Sutherland was found in his car in Bandana, Kentucky, where he was experiencing confusion and was then taken to a hospital in Cairo, Illinois, where he was initially diagnosed with “nervous exhaustion”.
He was flown back to Pittsburgh for further treatment.
An exploratory surgery was required to determine whether he was suffering from a haemorrhage or a tumour.
Sutherland died four days later on April 11 1948, following surgery to remove a malignant brain tumour.
“Jock, above all, was a leader,” said the Pittsburgh Post-Gazette in an editorial upon his death.
“This impressed you at once on first meeting him.
“Character, restraint and sincerity were written in his bearing.
“There is nothing anybody can say about the passing of Jock Sutherland that isn’t felt in the heart of every man and woman in Pittsburgh.
“In any list of the district’s assets, he was close to the top.’’
Sutherland was elected to the College Football Hall of Fame in 1951.
Pitt’s Sutherland Hall student housing facility and nearby Sutherland Drive were named after him.
Sutherland is a Pittsburgh legend and is buried at Homewood Cemetery among Pittsburgh dignitaries such as Frick, Mellon and Heinz.

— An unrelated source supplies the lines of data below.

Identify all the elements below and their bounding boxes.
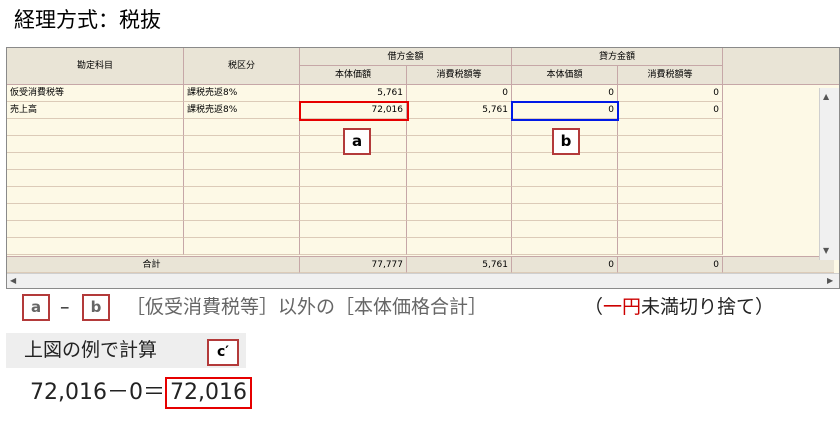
debit-base-cell[interactable]: 5,761 (300, 85, 407, 102)
header-debit-base[interactable]: 本体価額 (300, 66, 407, 85)
account-cell[interactable]: 仮受消費税等 (7, 85, 184, 102)
scroll-up-icon[interactable]: ▲ (823, 92, 829, 101)
total-row: 合計 77,777 5,761 0 0 (7, 256, 834, 273)
table-row-empty[interactable] (7, 204, 723, 221)
table-row-empty[interactable] (7, 153, 723, 170)
header-debit-tax[interactable]: 消費税額等 (407, 66, 512, 85)
total-credit-tax: 0 (618, 256, 723, 273)
total-spacer (723, 256, 834, 273)
debit-tax-cell[interactable]: 5,761 (407, 102, 512, 119)
table-row-empty[interactable] (7, 221, 723, 238)
total-label: 合計 (7, 256, 300, 273)
tag-c-prime: c′ (207, 339, 239, 366)
credit-tax-cell[interactable]: 0 (618, 102, 723, 119)
tax-class-cell[interactable]: 課税売返8% (184, 102, 300, 119)
calc-result-box: 72,016 (164, 377, 252, 409)
credit-tax-cell[interactable]: 0 (618, 85, 723, 102)
horizontal-scrollbar[interactable]: ◀ ▶ (7, 273, 839, 288)
scroll-right-icon[interactable]: ▶ (827, 276, 833, 285)
table-row[interactable]: 仮受消費税等 課税売返8% 5,761 0 0 0 (7, 85, 723, 102)
debit-tax-cell[interactable]: 0 (407, 85, 512, 102)
formula-minus: – (60, 296, 70, 318)
calc-lhs: 72,016－0＝ (30, 380, 165, 405)
calc-label-band: 上図の例で計算 c′ (6, 333, 246, 368)
header-account[interactable]: 勘定科目 (7, 48, 184, 85)
credit-base-cell[interactable]: 0 (512, 85, 618, 102)
calc-label: 上図の例で計算 (24, 339, 158, 361)
formula-tag-a: a (22, 294, 50, 321)
tag-a: a (343, 128, 371, 155)
total-debit-tax: 5,761 (407, 256, 512, 273)
scroll-left-icon[interactable]: ◀ (10, 276, 16, 285)
header-credit-base[interactable]: 本体価額 (512, 66, 618, 85)
formula-tag-b: b (82, 294, 110, 321)
calc-result-line: 72,016－0＝ 72,016 (30, 376, 252, 410)
account-cell[interactable]: 売上高 (7, 102, 184, 119)
scroll-down-icon[interactable]: ▼ (823, 246, 829, 255)
header-tax-class[interactable]: 税区分 (184, 48, 300, 85)
tax-class-cell[interactable]: 課税売返8% (184, 85, 300, 102)
rounding-red-text: 一円 (603, 296, 642, 318)
vertical-scrollbar[interactable]: ▲ ▼ (819, 88, 839, 260)
total-debit-base: 77,777 (300, 256, 407, 273)
highlight-debit-base (299, 101, 409, 121)
rounding-note: （一円未満切り捨て） (584, 296, 775, 318)
header-credit: 貸方金額 (512, 48, 723, 66)
table-row-empty[interactable] (7, 238, 723, 255)
tag-b: b (552, 128, 580, 155)
table-row-empty[interactable] (7, 187, 723, 204)
formula-description: ［仮受消費税等］以外の［本体価格合計］ (126, 296, 488, 318)
header-credit-tax[interactable]: 消費税額等 (618, 66, 723, 85)
header-debit: 借方金額 (300, 48, 512, 66)
table-row-empty[interactable] (7, 170, 723, 187)
page-title: 経理方式：税抜 (14, 8, 161, 32)
total-credit-base: 0 (512, 256, 618, 273)
highlight-credit-base (511, 101, 619, 121)
header-spacer (723, 48, 839, 85)
journal-grid: 勘定科目 税区分 借方金額 本体価額 消費税額等 貸方金額 本体価額 消費税額等… (6, 47, 840, 289)
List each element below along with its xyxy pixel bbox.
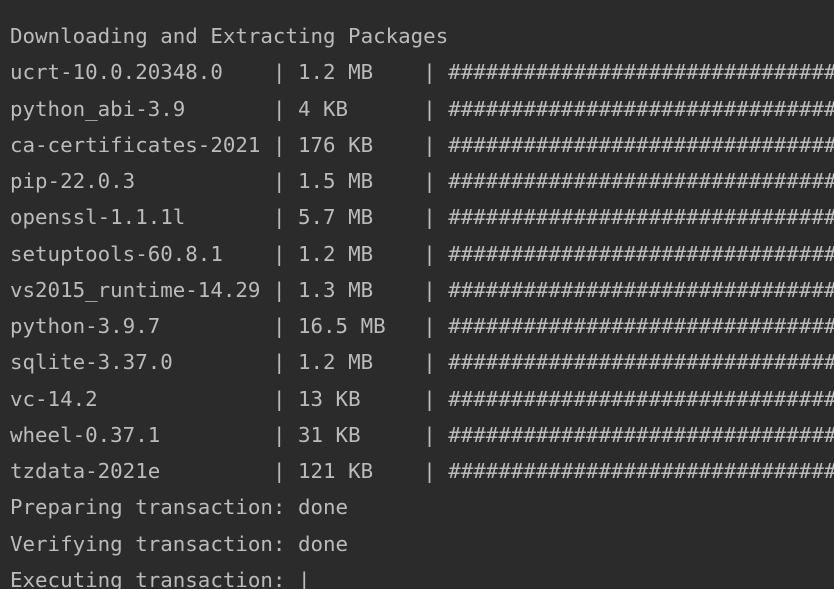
column-separator: | [423, 96, 449, 121]
status-line-executing: Executing transaction: | [10, 566, 834, 589]
column-separator: | [272, 314, 298, 338]
package-name: sqlite-3.37.0 [10, 350, 273, 375]
package-size: 1.2 MB [297, 60, 424, 85]
package-name: wheel-0.37.1 [10, 422, 273, 447]
package-name: ca-certificates-2021 [10, 132, 273, 157]
column-separator: | [272, 459, 298, 483]
package-list: ucrt-10.0.20348.0 | 1.2 MB | ###########… [10, 58, 834, 493]
column-separator: | [272, 60, 298, 85]
package-size: 1.2 MB [297, 241, 424, 266]
package-name: setuptools-60.8.1 [10, 241, 273, 266]
column-separator: | [423, 277, 449, 302]
column-separator: | [423, 459, 449, 483]
package-row: ucrt-10.0.20348.0 | 1.2 MB | ###########… [10, 58, 834, 94]
package-size: 1.3 MB [297, 277, 424, 302]
package-row: vs2015_runtime-14.29 | 1.3 MB | ########… [10, 276, 834, 312]
package-row: python-3.9.7 | 16.5 MB | ###############… [10, 312, 834, 348]
progress-bar-text: ################################### [448, 60, 834, 85]
package-size: 1.2 MB [297, 350, 424, 375]
package-size: 1.5 MB [297, 169, 424, 193]
package-name: vs2015_runtime-14.29 [10, 277, 273, 302]
package-name: vc-14.2 [10, 386, 273, 411]
package-size: 5.7 MB [297, 205, 424, 230]
progress-bar-text: ################################### [448, 241, 834, 266]
column-separator: | [272, 241, 298, 266]
column-separator: | [423, 241, 449, 266]
package-size: 31 KB [297, 422, 424, 447]
progress-bar-text: ################################### [448, 386, 834, 411]
column-separator: | [423, 386, 449, 411]
column-separator: | [272, 277, 298, 302]
column-separator: | [423, 169, 449, 193]
progress-bar-text: ################################### [448, 205, 834, 230]
progress-bar-text: ################################### [448, 132, 834, 157]
package-size: 13 KB [297, 386, 424, 411]
column-separator: | [272, 386, 298, 411]
column-separator: | [423, 314, 449, 338]
column-separator: | [272, 132, 298, 157]
package-row: vc-14.2 | 13 KB | ######################… [10, 385, 834, 421]
column-separator: | [272, 350, 298, 375]
column-separator: | [423, 205, 449, 230]
package-name: pip-22.0.3 [10, 169, 273, 193]
executing-text: Executing transaction: | [10, 567, 311, 589]
progress-bar-text: ################################### [448, 96, 834, 121]
package-name: python-3.9.7 [10, 314, 273, 338]
column-separator: | [272, 169, 298, 193]
package-size: 121 KB [297, 459, 424, 483]
package-size: 4 KB [297, 96, 424, 121]
package-size: 16.5 MB [297, 314, 424, 338]
progress-bar-text: ################################### [448, 350, 834, 375]
progress-bar-text: ################################### [448, 169, 834, 193]
package-row: wheel-0.37.1 | 31 KB | #################… [10, 421, 834, 457]
package-size: 176 KB [297, 132, 424, 157]
package-row: python_abi-3.9 | 4 KB | ################… [10, 95, 834, 131]
status-line-verifying: Verifying transaction: done [10, 531, 349, 556]
package-row: sqlite-3.37.0 | 1.2 MB | ###############… [10, 348, 834, 384]
progress-bar-text: ################################### [448, 422, 834, 447]
column-separator: | [423, 60, 449, 85]
package-name: ucrt-10.0.20348.0 [10, 60, 273, 85]
progress-bar-text: ################################### [448, 314, 834, 338]
status-line-preparing: Preparing transaction: done [10, 495, 349, 520]
package-row: setuptools-60.8.1 | 1.2 MB | ###########… [10, 240, 834, 276]
column-separator: | [272, 96, 298, 121]
progress-bar-text: ################################### [448, 277, 834, 302]
package-name: openssl-1.1.1l [10, 205, 273, 230]
package-name: python_abi-3.9 [10, 96, 273, 121]
package-row: ca-certificates-2021 | 176 KB | ########… [10, 131, 834, 167]
terminal-window[interactable]: Downloading and Extracting Packages ucrt… [0, 0, 834, 589]
column-separator: | [423, 350, 449, 375]
package-row: openssl-1.1.1l | 5.7 MB | ##############… [10, 203, 834, 239]
terminal-header-line: Downloading and Extracting Packages [10, 24, 449, 48]
package-name: tzdata-2021e [10, 459, 273, 483]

Carson Long, place-kicker for Pitt’s national championship team of 1976, became “fascinated” with college coaches from the first half of the 20th century.
Long knew of Sutherland, of course but he wanted to know more.
He read articles and books and went to visit Sutherland’s gravesite.
Tears came to his eyes when he saw the grass wasn’t mowed and there was mould all over the stone.
He started the Sutherland Restoration Fund after taking photos of the site and showing them to some of his old teammates.
They managed to raise just under $10,000 and restored the site.
Sutherland’s stone is connected to one bearing the name of his sister, Marion Burns Sutherland.
The University of Pittsburgh described Sutherland as “Pitt football’s all-time crown jewel” who “set impeccable standards of excellence” and “became a larger-than-life figure not only at Pitt but throughout the college football world”.
Grantland Rice, one of the greatest sportswriters from the golden age of newspapers, described Sutherland as “Scotland’s greatest football son”.